Annabel J. Wharton
American art historian From Wikipedia, the free encyclopedia
American art historian From Wikipedia, the free encyclopedia
Annabel Jane Wharton (also known in print as Ann Wharton Epstein) is an American art historian with wide-ranging interests from Late Ancient & Byzantine art and culture through to modern architecture and its effect on ancient landscapes. She is currently William B. Hamilton Distinguished Professor of Art History at Duke University, North Carolina and has been working on a project regarding the use of new technologies for visualising historical materials.[1]
Professor Annabel J. Wharton | |
---|---|
Born | Annabel Jane Wharton |
Occupation | William B. Hamilton Distinguished Professor of Art History at Duke University |
Academic background | |
Education | University of Wisconsin (BS) University of Chicago (MA) The Courtauld Institute of Art (PhD) |
Academic work | |
Discipline | History of Architecture |
Sub-discipline | History of design, Medieval architecture, History of art, Cultural studies |
In the 2014/2015 academic year, Wharton was Vincent Scully Visiting Professor at the Yale School of Architecture[2] and the Harry W. Porter, Jr. Visiting Professor of Architectural History, University of Virginia School of Architecture in 2019.[3]

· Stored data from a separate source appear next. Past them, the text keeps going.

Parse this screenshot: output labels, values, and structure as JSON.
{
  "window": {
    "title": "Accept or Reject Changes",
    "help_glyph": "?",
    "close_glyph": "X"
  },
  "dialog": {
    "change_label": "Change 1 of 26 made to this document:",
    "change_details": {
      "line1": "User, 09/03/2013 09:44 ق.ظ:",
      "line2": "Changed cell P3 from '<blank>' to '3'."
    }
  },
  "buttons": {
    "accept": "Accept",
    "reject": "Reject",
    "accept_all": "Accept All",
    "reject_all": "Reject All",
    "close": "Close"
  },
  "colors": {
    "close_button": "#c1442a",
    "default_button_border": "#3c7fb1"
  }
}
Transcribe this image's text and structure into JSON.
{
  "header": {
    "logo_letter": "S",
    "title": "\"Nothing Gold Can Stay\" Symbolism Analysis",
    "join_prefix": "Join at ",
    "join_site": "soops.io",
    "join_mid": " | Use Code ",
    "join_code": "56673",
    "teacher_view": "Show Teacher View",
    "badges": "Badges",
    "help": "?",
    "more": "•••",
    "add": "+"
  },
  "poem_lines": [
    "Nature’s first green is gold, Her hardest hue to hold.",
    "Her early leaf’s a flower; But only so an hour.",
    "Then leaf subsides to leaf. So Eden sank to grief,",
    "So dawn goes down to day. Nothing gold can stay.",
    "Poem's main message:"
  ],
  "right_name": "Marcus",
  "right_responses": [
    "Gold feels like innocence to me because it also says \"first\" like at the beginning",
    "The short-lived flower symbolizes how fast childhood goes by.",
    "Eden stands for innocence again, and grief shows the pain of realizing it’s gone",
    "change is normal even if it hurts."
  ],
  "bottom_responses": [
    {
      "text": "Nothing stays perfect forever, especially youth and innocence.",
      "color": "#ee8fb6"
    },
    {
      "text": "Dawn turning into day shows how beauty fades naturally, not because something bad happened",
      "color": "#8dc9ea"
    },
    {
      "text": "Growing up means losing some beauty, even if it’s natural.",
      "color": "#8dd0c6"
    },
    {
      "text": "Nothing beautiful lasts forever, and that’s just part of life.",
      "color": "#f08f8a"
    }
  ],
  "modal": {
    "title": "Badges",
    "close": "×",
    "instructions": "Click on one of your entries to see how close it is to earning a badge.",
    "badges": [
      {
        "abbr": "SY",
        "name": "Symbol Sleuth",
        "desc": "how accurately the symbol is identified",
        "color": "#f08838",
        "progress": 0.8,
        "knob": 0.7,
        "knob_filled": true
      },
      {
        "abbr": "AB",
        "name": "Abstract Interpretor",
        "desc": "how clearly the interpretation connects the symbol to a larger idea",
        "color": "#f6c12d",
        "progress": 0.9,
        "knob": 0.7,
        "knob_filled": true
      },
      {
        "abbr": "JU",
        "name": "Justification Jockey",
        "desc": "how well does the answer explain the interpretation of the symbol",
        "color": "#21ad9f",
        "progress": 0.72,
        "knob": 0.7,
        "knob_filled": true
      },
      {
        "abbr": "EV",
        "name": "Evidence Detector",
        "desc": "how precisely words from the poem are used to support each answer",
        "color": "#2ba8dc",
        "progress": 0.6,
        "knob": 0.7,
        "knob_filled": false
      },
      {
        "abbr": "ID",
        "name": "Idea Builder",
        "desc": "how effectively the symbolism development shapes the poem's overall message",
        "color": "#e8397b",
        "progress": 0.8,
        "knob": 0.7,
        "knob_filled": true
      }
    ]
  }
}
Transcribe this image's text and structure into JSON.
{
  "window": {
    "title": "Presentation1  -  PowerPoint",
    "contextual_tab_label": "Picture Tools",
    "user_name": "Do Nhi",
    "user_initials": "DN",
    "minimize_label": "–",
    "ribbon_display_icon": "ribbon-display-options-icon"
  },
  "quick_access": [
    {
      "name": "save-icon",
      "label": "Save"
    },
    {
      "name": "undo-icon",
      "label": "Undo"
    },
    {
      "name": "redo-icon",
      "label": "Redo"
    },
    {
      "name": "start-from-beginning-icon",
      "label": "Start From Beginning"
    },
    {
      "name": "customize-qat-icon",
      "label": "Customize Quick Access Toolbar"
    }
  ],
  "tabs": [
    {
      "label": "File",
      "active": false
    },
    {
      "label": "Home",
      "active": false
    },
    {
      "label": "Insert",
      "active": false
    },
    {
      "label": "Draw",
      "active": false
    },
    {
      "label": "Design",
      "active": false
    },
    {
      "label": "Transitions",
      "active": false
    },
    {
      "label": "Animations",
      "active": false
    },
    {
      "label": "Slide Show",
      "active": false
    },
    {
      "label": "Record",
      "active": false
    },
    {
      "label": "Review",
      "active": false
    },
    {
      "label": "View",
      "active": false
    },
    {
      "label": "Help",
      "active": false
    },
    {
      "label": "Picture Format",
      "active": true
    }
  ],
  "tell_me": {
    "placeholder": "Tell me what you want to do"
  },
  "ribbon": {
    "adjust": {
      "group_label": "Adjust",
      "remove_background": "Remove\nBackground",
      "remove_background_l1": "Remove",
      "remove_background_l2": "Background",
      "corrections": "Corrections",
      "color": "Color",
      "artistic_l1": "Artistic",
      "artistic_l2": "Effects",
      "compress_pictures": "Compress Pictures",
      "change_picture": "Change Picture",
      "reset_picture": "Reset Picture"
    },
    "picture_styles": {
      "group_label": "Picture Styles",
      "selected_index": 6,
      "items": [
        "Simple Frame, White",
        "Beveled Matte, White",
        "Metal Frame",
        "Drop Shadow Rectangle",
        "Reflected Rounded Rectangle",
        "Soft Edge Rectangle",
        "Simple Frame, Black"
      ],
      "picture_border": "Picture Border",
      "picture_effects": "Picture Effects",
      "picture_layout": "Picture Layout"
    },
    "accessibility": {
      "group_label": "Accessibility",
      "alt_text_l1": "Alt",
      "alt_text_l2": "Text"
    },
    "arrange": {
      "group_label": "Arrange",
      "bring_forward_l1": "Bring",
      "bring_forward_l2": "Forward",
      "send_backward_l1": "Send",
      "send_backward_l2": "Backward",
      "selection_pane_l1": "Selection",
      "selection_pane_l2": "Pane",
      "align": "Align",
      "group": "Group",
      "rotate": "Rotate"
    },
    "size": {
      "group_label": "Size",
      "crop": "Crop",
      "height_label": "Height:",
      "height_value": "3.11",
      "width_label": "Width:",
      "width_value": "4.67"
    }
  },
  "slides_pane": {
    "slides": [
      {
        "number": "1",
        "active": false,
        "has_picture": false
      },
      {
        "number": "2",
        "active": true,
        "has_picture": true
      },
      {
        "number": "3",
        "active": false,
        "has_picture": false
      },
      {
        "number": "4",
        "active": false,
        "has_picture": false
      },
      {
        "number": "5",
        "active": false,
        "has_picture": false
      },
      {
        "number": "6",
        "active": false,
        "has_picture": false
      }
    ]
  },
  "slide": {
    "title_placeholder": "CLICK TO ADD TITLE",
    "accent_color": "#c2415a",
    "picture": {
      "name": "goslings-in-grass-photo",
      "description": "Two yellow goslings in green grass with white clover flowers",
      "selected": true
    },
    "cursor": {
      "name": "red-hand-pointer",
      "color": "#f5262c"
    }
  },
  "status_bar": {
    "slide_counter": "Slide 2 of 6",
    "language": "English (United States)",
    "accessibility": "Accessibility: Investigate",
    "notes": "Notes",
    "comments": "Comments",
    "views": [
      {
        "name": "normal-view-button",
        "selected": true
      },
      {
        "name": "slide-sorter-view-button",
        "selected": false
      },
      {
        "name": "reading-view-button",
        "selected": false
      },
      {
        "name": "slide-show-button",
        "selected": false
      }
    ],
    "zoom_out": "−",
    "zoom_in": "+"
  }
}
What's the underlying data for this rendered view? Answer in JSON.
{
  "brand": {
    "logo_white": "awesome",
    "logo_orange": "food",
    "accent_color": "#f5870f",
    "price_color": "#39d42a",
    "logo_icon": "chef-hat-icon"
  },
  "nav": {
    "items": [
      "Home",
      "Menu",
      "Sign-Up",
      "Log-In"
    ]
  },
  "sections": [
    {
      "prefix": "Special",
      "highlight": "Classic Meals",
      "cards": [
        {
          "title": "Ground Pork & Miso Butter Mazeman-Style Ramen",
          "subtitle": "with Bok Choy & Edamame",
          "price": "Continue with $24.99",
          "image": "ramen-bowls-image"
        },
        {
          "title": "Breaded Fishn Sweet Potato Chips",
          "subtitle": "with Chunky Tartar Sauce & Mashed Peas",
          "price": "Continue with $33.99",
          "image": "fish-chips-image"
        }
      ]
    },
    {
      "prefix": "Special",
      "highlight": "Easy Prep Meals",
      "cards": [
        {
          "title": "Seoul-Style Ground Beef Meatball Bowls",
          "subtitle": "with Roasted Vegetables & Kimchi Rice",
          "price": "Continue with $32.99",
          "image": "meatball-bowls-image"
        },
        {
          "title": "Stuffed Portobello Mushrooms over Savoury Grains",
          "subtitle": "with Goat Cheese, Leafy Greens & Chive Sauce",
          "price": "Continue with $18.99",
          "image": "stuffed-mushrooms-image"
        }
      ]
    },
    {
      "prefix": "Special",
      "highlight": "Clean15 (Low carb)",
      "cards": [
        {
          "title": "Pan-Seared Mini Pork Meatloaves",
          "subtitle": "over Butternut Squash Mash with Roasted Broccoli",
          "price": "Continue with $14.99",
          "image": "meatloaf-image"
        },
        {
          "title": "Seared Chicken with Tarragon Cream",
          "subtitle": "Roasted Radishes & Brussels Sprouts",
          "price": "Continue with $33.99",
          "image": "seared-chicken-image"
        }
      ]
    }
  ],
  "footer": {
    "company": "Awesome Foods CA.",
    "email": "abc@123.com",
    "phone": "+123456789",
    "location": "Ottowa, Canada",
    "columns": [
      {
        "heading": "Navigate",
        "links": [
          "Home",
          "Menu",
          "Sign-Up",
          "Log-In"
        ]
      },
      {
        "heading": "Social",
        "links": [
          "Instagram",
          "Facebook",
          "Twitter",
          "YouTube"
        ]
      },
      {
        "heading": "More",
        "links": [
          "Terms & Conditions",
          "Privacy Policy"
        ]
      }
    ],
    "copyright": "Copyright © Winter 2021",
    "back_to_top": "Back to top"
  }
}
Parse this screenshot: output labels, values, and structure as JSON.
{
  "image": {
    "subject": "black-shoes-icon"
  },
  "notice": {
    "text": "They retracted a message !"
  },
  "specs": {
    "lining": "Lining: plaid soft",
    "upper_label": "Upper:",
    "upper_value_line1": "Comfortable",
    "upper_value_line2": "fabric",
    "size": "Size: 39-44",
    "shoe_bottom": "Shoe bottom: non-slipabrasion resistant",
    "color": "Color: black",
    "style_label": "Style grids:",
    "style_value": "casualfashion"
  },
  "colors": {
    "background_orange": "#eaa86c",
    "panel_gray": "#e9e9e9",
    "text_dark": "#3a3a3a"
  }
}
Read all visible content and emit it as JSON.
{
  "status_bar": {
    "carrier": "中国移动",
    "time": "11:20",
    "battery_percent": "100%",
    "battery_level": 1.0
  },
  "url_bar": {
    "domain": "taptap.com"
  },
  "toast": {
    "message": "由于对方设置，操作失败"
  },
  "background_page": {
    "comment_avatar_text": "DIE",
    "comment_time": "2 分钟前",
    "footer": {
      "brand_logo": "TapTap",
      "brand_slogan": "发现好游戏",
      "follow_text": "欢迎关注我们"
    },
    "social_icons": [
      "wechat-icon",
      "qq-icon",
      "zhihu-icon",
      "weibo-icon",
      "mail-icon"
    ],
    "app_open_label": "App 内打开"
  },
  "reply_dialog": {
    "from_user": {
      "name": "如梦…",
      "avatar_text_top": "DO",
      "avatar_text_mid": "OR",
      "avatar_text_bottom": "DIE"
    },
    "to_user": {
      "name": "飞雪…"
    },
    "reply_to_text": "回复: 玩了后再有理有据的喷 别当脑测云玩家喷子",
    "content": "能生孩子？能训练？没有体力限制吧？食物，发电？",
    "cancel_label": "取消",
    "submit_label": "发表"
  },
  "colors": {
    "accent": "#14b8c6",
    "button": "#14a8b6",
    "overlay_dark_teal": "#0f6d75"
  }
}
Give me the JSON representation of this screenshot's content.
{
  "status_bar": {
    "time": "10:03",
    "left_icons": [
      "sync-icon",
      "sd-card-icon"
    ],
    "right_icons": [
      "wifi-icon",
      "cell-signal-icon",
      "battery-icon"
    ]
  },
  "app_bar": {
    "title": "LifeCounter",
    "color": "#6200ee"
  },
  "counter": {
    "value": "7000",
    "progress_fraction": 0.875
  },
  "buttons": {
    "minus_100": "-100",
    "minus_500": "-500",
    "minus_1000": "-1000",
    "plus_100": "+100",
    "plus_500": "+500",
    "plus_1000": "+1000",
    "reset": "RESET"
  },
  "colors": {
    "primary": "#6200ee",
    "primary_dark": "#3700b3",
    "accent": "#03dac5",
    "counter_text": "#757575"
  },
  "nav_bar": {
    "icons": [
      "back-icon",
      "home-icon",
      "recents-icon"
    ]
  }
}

Wharton studied for a Bachelor of Science at the University of Wisconsin at Madison before transferring her allegiance to the humanities. She read for her Master of Arts degree at the University of Chicago, completing it in 1969, and then moved to England to undertake a PhD at the Courtauld Institute of Art in London[4] Her thesis, completed in 1975, was entitled ‘The Date and Context of Some Cappadocian Rock-cut Churches’.[5] While at the Courtauld, Wharton (recorded as A.W. Epstein) contributed photographs to the Conway Library[6] that are currently being digitised by the Courtauld Institute of Art as part of the Courtauld Connects project.[7]
Whilst undertaking her studies in England, Wharton lectured at the Barber Institute of Fine Arts at Birmingham University and has taught throughout her long career; the Marquis ‘Who’s Who’ lists her as a noteworthy humanities educator.[citation needed] She moved back to America and took up the post of Assistant Professor at Oberlin College, Ohio until 1979 when she moved to Duke University[8] where she has remained in various posts in the Trinity College of Arts and Sciences either in the Art, Art History and Visual Studies Department or the Duke Centre for Jewish Studies.[4]
She has also undertaken the post of editor of the Journal of Medieval and Early Modern Studies,[9] was on the Board of Directors of the International Centre of Medieval Art (1986-1989) and has been involved with the Byzantine Studies Conference (now part of the Byzantine Studies Association of North America) both on the governing board (1979-1982) and as its president during the 1980–1981 term.[10]
Wharton has written numerous books, papers, and journal articles.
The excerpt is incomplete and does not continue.